Indeed, the NHS has been put under extreme pressure by inadequate levels of funding since 2010, when the Conservative government introduced drastic cuts to public funding of health and social care. Alston criticized these measures back in 2018, stating in his report that the Conservatives’ welfare policy has inflicted “great misery” on British people.
These are unprecedented times, and a crisis such as the COVID-19 pandemic is bound to push any health and social care system to its limits. However, it is clear that a decade of cuts to essential public services in the UK has put the country at a huge disadvantage.

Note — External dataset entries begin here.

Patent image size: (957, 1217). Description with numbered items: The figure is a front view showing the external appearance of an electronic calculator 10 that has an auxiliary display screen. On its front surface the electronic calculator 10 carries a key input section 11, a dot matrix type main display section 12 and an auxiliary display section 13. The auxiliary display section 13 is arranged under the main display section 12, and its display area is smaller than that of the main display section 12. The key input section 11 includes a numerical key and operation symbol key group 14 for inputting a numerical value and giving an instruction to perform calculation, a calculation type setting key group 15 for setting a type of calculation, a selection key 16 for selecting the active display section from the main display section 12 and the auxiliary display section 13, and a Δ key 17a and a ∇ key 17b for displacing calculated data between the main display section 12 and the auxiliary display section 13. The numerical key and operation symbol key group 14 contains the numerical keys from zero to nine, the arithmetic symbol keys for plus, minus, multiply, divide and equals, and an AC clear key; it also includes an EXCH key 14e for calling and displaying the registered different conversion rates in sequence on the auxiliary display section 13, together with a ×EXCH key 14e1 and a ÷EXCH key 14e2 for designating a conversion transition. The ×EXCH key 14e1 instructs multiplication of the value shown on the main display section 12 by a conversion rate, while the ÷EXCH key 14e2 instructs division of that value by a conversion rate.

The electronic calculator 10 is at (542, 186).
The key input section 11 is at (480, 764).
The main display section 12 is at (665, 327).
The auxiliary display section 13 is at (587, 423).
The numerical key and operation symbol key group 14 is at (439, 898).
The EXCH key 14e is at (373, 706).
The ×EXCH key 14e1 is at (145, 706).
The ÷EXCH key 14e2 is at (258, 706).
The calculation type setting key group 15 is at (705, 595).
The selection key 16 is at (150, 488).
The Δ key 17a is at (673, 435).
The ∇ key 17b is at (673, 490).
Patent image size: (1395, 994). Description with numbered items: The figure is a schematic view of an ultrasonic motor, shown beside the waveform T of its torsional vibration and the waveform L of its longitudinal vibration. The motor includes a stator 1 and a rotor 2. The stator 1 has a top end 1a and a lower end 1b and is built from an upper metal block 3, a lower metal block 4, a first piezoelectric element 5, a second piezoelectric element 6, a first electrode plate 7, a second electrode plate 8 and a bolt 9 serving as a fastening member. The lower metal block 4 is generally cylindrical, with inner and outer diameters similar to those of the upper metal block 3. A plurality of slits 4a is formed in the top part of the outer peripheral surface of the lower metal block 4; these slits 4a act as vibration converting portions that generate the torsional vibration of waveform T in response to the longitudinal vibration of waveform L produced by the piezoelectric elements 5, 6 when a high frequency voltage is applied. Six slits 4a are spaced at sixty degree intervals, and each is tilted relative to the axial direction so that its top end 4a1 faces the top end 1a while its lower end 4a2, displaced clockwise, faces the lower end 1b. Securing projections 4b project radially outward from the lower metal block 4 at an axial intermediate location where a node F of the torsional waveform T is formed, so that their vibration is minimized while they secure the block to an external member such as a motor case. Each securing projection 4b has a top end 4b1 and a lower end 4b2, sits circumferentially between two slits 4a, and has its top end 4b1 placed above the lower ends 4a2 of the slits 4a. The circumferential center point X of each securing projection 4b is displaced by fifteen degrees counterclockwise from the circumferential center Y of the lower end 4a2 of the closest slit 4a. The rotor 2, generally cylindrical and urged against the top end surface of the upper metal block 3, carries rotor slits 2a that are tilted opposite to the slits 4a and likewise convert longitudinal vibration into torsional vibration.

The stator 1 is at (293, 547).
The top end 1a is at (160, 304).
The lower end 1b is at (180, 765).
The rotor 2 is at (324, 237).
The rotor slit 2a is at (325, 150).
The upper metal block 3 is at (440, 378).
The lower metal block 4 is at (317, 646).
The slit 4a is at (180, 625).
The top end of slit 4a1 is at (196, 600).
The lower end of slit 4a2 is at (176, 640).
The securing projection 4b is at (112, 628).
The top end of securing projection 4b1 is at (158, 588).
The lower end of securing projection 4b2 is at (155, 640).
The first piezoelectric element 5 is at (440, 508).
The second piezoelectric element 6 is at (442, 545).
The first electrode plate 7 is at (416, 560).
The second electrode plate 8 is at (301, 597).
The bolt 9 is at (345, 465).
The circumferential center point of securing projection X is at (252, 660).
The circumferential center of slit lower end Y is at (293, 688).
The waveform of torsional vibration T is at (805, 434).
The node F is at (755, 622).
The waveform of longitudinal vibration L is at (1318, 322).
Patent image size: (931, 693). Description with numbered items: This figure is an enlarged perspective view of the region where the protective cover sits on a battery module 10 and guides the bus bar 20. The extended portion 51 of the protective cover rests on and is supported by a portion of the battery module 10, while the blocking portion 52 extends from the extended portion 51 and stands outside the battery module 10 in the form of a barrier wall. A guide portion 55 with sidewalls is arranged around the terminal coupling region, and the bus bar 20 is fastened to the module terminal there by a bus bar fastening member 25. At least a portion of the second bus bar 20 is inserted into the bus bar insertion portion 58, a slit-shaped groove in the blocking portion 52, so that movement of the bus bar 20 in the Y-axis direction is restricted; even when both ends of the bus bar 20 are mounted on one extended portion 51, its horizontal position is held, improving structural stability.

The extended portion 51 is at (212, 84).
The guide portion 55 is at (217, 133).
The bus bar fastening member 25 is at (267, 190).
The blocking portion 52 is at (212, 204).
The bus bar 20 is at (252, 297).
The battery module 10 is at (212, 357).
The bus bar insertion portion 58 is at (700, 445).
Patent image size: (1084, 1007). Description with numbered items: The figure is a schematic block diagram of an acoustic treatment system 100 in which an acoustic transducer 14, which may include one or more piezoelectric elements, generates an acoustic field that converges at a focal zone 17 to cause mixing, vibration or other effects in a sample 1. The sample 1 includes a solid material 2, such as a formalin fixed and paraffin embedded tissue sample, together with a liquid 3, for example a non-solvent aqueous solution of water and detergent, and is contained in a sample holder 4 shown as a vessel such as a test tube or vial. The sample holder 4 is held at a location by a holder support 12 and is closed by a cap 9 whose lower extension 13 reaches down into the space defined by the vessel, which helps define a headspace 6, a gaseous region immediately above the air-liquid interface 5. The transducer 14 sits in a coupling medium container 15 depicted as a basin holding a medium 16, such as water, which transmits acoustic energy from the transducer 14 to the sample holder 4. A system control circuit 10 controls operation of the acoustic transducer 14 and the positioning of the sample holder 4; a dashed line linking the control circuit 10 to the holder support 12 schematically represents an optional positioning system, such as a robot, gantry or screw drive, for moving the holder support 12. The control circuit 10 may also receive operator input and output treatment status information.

A study by the Institute for Public Policy Research (IPPR) think-tank revealed that food banks, which give out at least 1.6m parcels a year, have lacked supplies during the crisis, while care homes, where thousands are reported to have died from the virus, have struggled to acquire essentials including PPE. Meanwhile, cuts to the NHS have led to an increase in waiting times, huge staffing shortages, and critical care capacity at lower levels than most European countries, according to a report by Politico, meaning the service was under immense strain even before the virus hit the UK.
The NHS is not a charity
In light of this systematic undermining of the national healthcare system, the fact that a pensioner has raised millions to provide the NHS with essential equipment during the crisis ought to be a source of shame for the government. There is bitter irony in the fact that ministers are now commending the public for propping up the very institution that previous governments have been under-funding for a decade.
Charities are valuable in providing much-needed support to vulnerable people in society, but they should not be subsidizing areas which should be covered by the state. In one of the richest nations in the world, it is disgraceful that the most basic needs of society – the health and social care of its citizens – are struggling to be met due to funding cuts.
Now more than ever, it is important to remember that the NHS is not a charity. In fact, the service was put in place to counter the very notion of relying on donations and self-funded healthcare. Since it began operation in 1948, it has provided reassurance and guaranteed universal healthcare for every member of society.
This crisis has starkly shown the extent to which Britain relies on the NHS, despite its flaws. The healthcare workers who are putting their lives on the line to treat patients deserve a public inquiry into the government’s mismanagement of the crisis, which could have led to avoidable deaths. An inquiry will be the first step, but after the crisis there needs to be an overhaul of the government’s approach to the health and welfare system of the UK. It is crucial that the British people hold the government to account, not just for their response to the virus, but for the systematic undermining of the NHS over the past decade.
It is inspiring to see millions across the country applauding each week to show their gratitude to key workers. However, the NHS cannot survive on applause and donations alone. In the words of its founder, “The NHS will last as long as there are folk with the faith to fight for it.” Looking ahead, Britain must stand resolute in the face of any threat to the health system that, at its core, represents the key principles of care and compassion that have come to define the public’s response to the pandemic.